In the extreme south is the Battery and Whitehall district, in whose skyscrapers, overlooking the Goddess of Liberty and the ships that pass out to sea, are concentrated the executive offices of transatlantic lines, of exporters and importers, and of consular representatives of foreign nations. West Street, fronting the Hudson River, and edged with busy docks, is the main highway for the city's incoming and outgoing supplies. On the Lower West Side are the produce markets, the dark streets of Manhattan's Syrian colony, and numerous warehouses interspersed with tenements.
BROADWAY, the longest and most fantastic street in the world, starts its 16-mile journey from the tip of Manhattan as a shipping lane, moves a few blocks north to the Wall Street financial center, passes by the civic buildings of the city, and takes a diagonal course from Union Square through the needle-trades area between 34th and 39th Streets. Between 42d and 53d Streets, Broadway is the Great White Way—renowned as an amusement and theatrical center. From 53rd Street to Columbus Circle it cuts through Automobile Row, center of the auto retail trade. It changes its diagonal course at 79th Street to parallel the island's high escarpment facing the Hudson River. Here it is lined with hotels, apartment houses, cafeterias, beauty salons, movie houses, and churches. At 114th Street it strikes a new note in the buildings of Columbia University, and another at 155th Street in a group of museums. From this point on it is a nondescript thoroughfare, ending as a semisuburban road as it approaches the city's limits.
BATTERY AND WHITEHALL DISTRICT
Area: South of Battery Place, Beaver St., and Old Slip.
The Battery, threshold of Manhattan, spreads in a decided arc along the North River shore at the southernmost extremity of the island, where East and North rivers empty their sediment into the Upper Bay.

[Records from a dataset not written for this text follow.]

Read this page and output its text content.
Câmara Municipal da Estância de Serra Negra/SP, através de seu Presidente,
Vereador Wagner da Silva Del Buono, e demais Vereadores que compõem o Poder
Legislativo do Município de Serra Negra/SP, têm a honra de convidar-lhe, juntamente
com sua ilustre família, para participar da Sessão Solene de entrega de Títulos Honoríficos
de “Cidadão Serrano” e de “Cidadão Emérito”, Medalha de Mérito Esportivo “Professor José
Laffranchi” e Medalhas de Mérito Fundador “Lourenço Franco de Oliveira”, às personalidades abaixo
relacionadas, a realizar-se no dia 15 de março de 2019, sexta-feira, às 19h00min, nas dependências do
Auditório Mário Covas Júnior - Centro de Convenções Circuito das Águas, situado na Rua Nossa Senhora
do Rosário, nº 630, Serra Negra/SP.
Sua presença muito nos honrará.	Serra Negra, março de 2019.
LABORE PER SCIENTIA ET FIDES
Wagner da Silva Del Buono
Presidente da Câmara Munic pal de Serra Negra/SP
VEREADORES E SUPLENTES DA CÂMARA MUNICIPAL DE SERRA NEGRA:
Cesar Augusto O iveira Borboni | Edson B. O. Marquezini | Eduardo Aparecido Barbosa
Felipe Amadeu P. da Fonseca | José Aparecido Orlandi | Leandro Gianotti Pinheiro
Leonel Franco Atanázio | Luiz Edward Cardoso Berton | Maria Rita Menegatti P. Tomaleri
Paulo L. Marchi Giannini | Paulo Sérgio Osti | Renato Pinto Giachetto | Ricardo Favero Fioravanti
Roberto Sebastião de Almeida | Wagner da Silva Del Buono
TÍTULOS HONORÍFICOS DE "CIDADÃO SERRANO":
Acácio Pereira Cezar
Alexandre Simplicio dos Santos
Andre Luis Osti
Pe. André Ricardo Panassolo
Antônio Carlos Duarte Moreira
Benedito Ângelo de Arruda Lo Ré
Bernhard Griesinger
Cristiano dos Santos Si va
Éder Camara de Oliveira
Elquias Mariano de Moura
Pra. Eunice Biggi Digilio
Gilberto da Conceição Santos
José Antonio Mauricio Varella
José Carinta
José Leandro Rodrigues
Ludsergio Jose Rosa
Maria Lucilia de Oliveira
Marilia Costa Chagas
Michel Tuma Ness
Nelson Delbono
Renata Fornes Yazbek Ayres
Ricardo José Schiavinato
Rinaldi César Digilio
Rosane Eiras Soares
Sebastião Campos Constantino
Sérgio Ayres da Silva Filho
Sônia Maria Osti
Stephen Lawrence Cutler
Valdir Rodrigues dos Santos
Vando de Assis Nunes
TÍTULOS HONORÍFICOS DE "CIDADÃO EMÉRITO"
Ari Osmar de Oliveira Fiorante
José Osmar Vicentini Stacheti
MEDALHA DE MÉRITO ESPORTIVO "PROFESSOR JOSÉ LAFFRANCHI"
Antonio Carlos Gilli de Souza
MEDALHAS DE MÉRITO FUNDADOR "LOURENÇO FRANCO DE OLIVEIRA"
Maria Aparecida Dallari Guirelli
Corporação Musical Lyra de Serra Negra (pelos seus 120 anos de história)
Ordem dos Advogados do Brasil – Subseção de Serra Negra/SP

West Street, rumbling with the trucks that serve almost a hundred North River docks, extends northward from the Battery. Massive blocks of office buildings and the structure that carries the final stretch of the Ninth Avenue el fill the rest of the northward view until, at the northeast corner of the park, Bowling Green opens out in an irregular plaza; from here Broadway cuts a clean northbound way through the towering stonework of the lower island. Squared ponderously against Bowling Green, south, is the U.S. Custom House. North, nearest the river, is the Whitehall Building. The name "Battery" derives from a British fort built along the river in 1693.
The curve of the present el on the park's east border and Pearl Street, extending east, mark the original shore line. The rest of the area is filled-in land. Beyond the el structure are State Street and the conglomerate skyscraper contours that mount toward Broad and Wall Streets. At the southeast corner of the park opens the great plaza of South Ferry, where all forms of Manhattan's transportation -- subway, el, ferry, bus, and taxi -have a compact major terminus, and where the heavy traffic artery, South Street, opens out opposite, bordering the docks to the east.